INTERPRETABLE AI-BASED MATHEMATICAL MODELING FOR SOLAR POWER GENERATION AND LOAD FORECASTING IN DISTRIBUTED ENERGY SYSTEMS
Keywords:
Interpretable AI, Solar Power Forecasting, Load Forecasting, Distributed Energy Systems, Machine Learning, Smart Grids, Mathematical ModelingAbstract
With the increasing demand for decentralized and sustainable energy solutions, the requirements of precise and explainable prediction techniques in distributed energy systems are becoming ever more important. This work introduces an interpretable AI-powered framework for forecasting solar power generation and short-term load forecasting based on mathematically justified models. With the use of solar panels having capacities of 3 kWh to 6 kWh, the research utilizes mean power outputs as inputs to a series of AI models with explicit equations, such as Linear Regression, Polynomial Regression, Decision Tree Regression, and Support Vector Regression.
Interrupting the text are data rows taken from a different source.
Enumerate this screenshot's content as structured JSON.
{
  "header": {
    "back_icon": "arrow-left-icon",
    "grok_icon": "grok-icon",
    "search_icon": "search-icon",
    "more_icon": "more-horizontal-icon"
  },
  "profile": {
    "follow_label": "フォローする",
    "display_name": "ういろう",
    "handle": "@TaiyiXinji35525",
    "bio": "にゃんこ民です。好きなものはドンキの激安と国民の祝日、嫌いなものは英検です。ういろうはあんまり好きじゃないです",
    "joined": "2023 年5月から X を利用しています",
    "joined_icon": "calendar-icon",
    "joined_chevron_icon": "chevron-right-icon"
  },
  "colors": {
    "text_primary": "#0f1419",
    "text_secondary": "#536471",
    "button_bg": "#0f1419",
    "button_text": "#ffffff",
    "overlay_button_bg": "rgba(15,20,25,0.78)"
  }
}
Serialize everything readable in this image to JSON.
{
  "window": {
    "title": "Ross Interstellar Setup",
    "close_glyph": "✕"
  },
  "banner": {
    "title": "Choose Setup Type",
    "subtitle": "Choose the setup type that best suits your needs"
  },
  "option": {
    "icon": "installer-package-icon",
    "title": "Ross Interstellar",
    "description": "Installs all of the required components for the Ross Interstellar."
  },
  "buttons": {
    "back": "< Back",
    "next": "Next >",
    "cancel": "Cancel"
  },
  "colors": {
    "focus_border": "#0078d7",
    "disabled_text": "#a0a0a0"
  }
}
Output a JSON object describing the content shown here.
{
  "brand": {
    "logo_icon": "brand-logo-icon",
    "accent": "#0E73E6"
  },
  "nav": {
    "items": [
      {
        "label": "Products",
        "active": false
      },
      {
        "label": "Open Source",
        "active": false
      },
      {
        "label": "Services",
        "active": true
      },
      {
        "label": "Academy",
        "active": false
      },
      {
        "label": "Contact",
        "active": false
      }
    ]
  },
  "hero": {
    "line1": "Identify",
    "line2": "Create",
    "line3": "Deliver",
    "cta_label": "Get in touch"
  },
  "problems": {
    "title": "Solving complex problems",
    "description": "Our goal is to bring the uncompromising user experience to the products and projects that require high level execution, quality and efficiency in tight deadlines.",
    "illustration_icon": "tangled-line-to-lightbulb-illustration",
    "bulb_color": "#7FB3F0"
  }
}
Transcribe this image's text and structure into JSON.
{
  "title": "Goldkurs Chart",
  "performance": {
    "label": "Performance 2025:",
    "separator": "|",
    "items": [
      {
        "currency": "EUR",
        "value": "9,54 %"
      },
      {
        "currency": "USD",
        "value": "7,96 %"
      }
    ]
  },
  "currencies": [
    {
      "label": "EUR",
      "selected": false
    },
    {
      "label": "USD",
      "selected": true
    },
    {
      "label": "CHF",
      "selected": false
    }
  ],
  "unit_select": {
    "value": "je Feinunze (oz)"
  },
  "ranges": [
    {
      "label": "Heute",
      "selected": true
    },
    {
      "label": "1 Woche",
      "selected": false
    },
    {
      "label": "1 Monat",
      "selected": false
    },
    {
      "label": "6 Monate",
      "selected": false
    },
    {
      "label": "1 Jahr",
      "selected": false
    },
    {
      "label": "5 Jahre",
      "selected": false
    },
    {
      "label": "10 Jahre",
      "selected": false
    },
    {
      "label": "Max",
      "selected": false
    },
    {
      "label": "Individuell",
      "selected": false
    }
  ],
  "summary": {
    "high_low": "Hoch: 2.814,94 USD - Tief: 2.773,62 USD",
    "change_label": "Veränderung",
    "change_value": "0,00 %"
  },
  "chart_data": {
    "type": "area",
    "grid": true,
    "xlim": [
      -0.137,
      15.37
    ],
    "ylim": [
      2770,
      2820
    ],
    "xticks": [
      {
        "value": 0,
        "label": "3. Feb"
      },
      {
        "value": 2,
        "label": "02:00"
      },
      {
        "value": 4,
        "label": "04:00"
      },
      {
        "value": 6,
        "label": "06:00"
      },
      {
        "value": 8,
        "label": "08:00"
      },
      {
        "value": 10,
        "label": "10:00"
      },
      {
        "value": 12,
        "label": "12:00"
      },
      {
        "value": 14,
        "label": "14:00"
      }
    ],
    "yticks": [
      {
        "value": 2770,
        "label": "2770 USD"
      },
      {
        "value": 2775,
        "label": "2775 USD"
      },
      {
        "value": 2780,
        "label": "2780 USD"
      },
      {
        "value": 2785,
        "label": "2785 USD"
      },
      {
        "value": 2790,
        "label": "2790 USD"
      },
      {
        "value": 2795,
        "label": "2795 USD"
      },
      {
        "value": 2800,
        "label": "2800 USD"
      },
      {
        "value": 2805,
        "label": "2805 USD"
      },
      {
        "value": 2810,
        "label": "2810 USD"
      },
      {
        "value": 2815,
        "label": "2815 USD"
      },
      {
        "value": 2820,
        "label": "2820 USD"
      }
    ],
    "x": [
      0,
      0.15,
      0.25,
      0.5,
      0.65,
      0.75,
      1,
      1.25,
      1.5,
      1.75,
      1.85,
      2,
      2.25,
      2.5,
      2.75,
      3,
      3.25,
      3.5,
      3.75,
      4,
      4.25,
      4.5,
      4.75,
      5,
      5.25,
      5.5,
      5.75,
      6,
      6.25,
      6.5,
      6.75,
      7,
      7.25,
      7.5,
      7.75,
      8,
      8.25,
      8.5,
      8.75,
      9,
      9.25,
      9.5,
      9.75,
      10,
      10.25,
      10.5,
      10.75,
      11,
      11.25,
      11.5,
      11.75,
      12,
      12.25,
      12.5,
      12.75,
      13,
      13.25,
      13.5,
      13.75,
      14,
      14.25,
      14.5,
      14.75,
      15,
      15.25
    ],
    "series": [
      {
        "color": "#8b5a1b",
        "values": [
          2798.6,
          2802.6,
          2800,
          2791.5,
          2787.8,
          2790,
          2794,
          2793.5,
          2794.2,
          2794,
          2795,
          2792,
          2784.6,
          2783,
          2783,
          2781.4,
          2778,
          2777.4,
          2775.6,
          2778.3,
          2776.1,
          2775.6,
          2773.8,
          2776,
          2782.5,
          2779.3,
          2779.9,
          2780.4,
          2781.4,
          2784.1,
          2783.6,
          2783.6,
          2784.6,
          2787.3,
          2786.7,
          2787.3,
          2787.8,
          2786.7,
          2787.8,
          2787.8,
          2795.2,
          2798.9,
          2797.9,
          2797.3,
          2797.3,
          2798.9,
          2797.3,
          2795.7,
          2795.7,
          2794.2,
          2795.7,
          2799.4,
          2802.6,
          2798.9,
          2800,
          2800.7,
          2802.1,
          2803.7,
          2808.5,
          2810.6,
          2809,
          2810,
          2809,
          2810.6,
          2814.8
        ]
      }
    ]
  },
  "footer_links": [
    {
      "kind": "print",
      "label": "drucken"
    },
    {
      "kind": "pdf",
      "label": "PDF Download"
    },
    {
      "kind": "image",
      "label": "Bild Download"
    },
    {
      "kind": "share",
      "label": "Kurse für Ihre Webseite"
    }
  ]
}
Each model is developed using transparent mathematical expressions for easy analysis and implementation. In addition, the framework incorporates real load profiles derived from the literature to test the models' ability in demand forecasting. Performance measures like Mean Absolute Error (MAE), Root Mean Square Error (RMSE), and Coefficient of Determination (R²) are utilized to benchmark predictive performance. The findings validate that interpretable AI models not only make accurate predictions but also maximize model interpretability making them very well-posed to be used for real-time energy management in distributed power systems.